Ship boat

The tall ship Grace O’Malley makes its Irish debut at the Foyle Maritime Festival

Grace O’Malley or in Irish, Grainne Ni Maille, was the head of the O Maille dynasty in the west of Ireland. She is a well-known historical figure in 16th century Irish history and popular culture often referred to as “The Pirate Queen” as she is reputed to be one of the most famous pirates and was considered a fierce leader at sea.

Far from being a ‘pirate ship’, the Grace O’Malley is Ireland’s most recently acquired youth development tall ship and made her first appearance on the island last week during the Foyle Maritime Festival of that year after it was purchased by the Atlantic Youth Trust charity.

The Grace O’Malley arriving in Derry. It is hoped the ship can become a floating embassy for Ireland Photo: Lorcan Doherty

It was welcomed by hundreds of enthusiastic festival-goers last Thursday and moored alongside Meadowbank Quay.

The Atlantic Youth Trust Charity was created to connect young Irish people to the ocean and adventure while developing sustainability and supporting and protecting the environment.

It has been formed by individuals and organizations from across the island of Ireland to provide young people with an introduction to life at sea and is chaired by round-the-world sailor Enda O’Coineen,

The Grace O’Malley is a 164ft tradewind schooner bought in Sweden last month to introduce young people across the island of Ireland to a possible maritime career.

She was built as a timber merchant schooner in Denmark in 1909 and was launched in 1980 to accommodate 100 day guests and 37 overnight passengers.

Trainees on the deck of the Grace O'MalleyTrainees on the deck of the Grace O’Malley

The Grace O’Malley left Sweden the weekend of July 9 for her maiden voyage with her new owners. “It’s a beautiful ship and even people who aren’t keen on sailing will be very interested in seeing it,” said Catherine Noone of the Atlantic Youth Trust.

“We are delighted that the first appearance in Ireland will be at such an important and prestigious event as the Foyle Maritime Festival.”

The Grace O'Malley at Meadowbank Quay in DerryThe Grace O’Malley at Meadowbank Quay in Derry

“The Grace O’Malley was purchased for young Irish people by the Trust to give them experience of sailing and create a pathway to a wide range of maritime careers,” continued Catherine.

“We want the ship to be as accessible as possible and that’s why events like the Foyle Maritime Festival are so important to reach young people and give them a first introduction to life on board a ship. It opens up a wide range of careers for young people and ten days aboard a boat with us can also help develop essential life skills and provide a much-needed shift in perspective.

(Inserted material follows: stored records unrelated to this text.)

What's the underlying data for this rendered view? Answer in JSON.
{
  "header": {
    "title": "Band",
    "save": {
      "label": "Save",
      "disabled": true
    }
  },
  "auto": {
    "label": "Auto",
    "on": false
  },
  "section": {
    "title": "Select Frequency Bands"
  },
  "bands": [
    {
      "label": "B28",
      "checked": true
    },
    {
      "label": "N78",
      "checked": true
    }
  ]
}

Climb the rigging of the Grace O'Malley at the Foyle Maritime FestivalClimb the rigging of the Grace O’Malley at the Foyle Maritime Festival

After a six-day crossing of the North Sea from western Sweden, sometimes with headwinds of 40 knots, the ship arrived in spectacular fashion at Lough Foyle and was piloted from the village of Greencastle on the northern shore by Harbor Master Bill McCann, below Foyle Bridge. , the second longest on the island of Ireland.

O’Coineen posed the question, “Would we fit under Foyle Bridge?” With a clearance of four meters, they did it!

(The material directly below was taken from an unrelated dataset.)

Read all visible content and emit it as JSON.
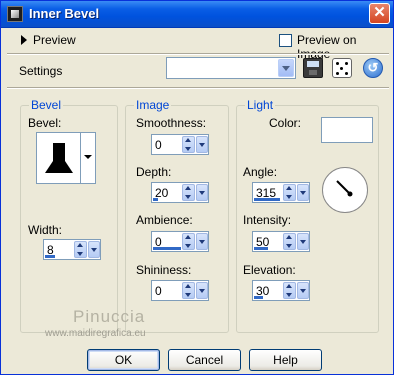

And the Grace O’Malley proved to be a big draw at the Festival with a constant queue of people waiting to board.

The schooner left Sweden on July 15 with 20 crew members on board. The ship was captained by the experienced and renowned Irish Captain Gerry Burns for her voyage across the North Sea, northern Scotland and then south to Derry.

The Grace O’Malley is a youth development ship for all young people on the island of Ireland. Young people will learn about sailing, teamwork, a change of perspective and also create a pathway to a wide range of maritime careers. This is a project that can truly change lives. H77

As reported in Afloat in January, O’Coineen, former director of Coiste an Asgard, said “we have long championed the need to replace Ireland’s lost training ship, Asgard II, in a dynamic new way and creative”. It is hoped that the ship can act as a floating embassy for Ireland at national and international events, from tall ship races to trade events, while fulfilling its primary mission of youth and reconciliation. It is understood that a ‘mini-refit’ will be required to meet Irish requirements.

According to O’Coineen, she will need some cosmetic work on the deck and will need to be repainted. Much of the running rigging, which is now several years old, will need to be replaced.